Above undated message substituted from Template:Dashboard.wikiedu.org assignment by PrimeBOT (talk) 00:36, 18 January 2022 (UTC)
Wiki Education Foundation-supported course assignment
[edit]This article was the subject of a Wiki Education Foundation-supported course assignment, between 4 October 2021 and 9 December 2021. Further details are available on the course page. Student editor(s): Sunnydayreading.
Above undated message substituted from Template:Dashboard.wikiedu.org assignment by PrimeBOT (talk) 03:27, 17 January 2022 (UTC)
Marketing mix
[edit]marketing mix is a general phrase used to describe the difference kind of choices organisation have to make in the whole process of bringing a product or service to the market. 105.112.41.48 (talk) 19:08, 12 December 2021 (UTC)
Section on computational difficulty of marketing mix recently removed: a volunteer to review its suitability?
[edit]User MrOllie has recently removed my contributions about the computational complexity of marketing mix arguing citation spam. I would like to ask a volunteer to review the relevance to this article of that computational difficulty section existing before it was reverted by MrOllie at 22:30, 20 February 2024 (UTC). EXPTIME-complete (talk) 00:03, 21 February 2024 (UTC)
- I'm still new to more involved editing, but here is my review of this section's relevance.
- Respectfully, I would agree with @MrOllie's choice to remove this section, albeit for different reasons, namely a COI based on your username @EXPTIME-complete and a referenced article of the same name EXPTIME-complete.
- My reasons for agreeing with this deletion are that this added section appears too different and specific from the rest of the article's content, relying on heavy computer science and optimization knowledge. This contrasts the rather business, marketing, and advertising focus of the rest of the article on what marketing mix is.

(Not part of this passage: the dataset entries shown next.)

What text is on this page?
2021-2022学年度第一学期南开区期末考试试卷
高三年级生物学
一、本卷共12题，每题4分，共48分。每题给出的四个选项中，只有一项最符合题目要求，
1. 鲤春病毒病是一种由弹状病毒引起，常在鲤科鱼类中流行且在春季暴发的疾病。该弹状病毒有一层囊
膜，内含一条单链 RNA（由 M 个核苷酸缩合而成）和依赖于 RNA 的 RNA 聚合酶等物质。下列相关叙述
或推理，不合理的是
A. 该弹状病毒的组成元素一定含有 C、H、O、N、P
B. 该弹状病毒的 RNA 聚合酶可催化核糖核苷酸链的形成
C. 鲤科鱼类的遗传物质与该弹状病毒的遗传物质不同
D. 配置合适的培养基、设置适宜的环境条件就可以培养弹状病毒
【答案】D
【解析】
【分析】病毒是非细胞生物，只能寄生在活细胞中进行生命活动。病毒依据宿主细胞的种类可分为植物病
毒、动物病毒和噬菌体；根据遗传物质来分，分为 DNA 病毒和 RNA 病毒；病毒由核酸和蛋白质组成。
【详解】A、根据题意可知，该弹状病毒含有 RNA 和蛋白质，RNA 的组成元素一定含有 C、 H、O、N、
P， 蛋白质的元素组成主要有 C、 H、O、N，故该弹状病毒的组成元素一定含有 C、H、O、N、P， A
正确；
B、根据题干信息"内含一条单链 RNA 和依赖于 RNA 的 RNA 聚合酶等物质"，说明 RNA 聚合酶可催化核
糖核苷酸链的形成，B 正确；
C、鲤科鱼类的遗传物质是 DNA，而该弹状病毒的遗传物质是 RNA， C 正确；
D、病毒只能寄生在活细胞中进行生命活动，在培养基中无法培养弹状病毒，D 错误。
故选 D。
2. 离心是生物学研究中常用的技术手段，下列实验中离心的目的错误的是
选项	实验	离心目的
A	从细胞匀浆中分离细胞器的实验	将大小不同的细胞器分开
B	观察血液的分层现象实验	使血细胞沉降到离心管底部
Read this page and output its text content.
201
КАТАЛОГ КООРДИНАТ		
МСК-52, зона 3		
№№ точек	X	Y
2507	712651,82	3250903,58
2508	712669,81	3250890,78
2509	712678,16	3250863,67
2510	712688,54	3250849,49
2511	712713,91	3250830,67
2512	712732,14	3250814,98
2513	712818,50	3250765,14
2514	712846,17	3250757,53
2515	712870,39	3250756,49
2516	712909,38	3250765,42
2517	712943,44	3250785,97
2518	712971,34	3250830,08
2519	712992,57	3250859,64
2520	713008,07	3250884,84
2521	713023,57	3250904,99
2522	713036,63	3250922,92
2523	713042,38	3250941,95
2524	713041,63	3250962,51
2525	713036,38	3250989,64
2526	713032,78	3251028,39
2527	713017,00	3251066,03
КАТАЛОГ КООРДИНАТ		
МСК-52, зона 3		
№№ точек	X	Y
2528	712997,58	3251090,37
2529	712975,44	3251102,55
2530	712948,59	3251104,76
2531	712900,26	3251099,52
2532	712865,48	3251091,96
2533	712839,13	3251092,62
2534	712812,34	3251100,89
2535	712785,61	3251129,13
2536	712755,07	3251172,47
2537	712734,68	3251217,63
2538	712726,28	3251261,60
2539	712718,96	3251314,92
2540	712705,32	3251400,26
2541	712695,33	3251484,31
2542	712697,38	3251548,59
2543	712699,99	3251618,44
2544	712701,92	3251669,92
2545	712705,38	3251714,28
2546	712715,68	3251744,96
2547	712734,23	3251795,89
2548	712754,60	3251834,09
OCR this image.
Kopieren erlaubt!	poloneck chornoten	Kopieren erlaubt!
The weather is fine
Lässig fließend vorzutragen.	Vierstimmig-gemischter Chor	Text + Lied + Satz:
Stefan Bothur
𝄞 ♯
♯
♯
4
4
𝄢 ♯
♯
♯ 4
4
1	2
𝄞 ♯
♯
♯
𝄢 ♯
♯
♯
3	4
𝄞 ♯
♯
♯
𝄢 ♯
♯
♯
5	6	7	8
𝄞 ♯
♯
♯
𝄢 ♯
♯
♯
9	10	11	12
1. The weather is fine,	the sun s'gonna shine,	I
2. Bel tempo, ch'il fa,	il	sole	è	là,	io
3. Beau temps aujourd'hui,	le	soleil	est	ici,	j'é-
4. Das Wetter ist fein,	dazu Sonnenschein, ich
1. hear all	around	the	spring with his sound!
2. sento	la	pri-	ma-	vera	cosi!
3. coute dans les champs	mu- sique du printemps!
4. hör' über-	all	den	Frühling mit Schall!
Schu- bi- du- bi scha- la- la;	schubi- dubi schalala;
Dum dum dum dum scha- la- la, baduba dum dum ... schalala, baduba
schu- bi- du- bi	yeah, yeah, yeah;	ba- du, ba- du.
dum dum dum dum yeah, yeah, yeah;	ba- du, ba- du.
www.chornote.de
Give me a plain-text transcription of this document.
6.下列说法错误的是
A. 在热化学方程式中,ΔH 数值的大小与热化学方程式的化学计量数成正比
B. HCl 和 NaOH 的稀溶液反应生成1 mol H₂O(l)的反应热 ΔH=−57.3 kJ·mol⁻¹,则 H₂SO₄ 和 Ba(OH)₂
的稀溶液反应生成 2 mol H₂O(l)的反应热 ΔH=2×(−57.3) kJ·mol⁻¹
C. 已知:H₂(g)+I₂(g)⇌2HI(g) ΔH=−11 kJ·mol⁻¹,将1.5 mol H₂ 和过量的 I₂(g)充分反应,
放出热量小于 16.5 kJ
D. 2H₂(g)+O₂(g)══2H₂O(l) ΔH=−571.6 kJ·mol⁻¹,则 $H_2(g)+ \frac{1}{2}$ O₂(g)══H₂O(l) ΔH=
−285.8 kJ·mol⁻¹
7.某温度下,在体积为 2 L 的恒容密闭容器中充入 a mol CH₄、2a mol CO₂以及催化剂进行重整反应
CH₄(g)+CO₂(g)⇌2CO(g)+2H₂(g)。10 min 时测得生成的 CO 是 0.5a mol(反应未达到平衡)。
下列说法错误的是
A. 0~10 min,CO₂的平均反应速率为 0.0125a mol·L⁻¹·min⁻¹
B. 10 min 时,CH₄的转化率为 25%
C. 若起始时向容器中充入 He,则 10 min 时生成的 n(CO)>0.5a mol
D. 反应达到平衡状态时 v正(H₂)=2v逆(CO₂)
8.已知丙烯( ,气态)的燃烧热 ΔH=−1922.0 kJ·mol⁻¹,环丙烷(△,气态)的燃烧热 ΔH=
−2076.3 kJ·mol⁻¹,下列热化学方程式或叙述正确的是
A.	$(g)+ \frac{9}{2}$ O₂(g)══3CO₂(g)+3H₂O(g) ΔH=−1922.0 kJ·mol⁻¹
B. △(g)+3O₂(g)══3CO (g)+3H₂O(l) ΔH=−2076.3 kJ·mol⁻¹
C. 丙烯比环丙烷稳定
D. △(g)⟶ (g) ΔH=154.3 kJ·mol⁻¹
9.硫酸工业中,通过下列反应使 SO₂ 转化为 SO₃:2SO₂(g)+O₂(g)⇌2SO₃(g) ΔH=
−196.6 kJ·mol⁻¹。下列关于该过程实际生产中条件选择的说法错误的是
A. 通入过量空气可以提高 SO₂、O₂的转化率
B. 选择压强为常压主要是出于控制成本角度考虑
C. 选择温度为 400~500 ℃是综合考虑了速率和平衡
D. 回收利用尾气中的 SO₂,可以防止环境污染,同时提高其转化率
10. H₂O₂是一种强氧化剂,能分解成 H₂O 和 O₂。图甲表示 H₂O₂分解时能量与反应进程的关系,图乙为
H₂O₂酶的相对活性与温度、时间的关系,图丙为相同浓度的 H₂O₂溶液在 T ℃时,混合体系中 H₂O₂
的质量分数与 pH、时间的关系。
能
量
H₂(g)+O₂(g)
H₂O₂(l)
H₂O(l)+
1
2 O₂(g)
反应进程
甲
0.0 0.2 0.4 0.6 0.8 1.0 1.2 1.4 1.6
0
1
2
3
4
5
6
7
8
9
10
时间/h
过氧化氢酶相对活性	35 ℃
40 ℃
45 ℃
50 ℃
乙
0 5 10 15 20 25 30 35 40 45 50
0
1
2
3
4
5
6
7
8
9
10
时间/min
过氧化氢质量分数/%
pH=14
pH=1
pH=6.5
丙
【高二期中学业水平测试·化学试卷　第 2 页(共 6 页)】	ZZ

- I would also comment that the proportion of text to number of references seems to rely too much on a single reference. There does appear to be some other references regarding optimizing marketing mix here.
- My overall suggestions and compromise for this are either two options:
- keep status quo of the removed section OR
- keep the section heading, but significantly reduce the section's text make the section text less technical WP:MTAU
- I would also suggest creating a separate page on Marketing mix optimization with opportunities to expand on that single reference.
- I'd welcome more opinions and suggestions before making any actions or changes.
- Erictleung (talk) 18:24, 21 February 2024 (UTC)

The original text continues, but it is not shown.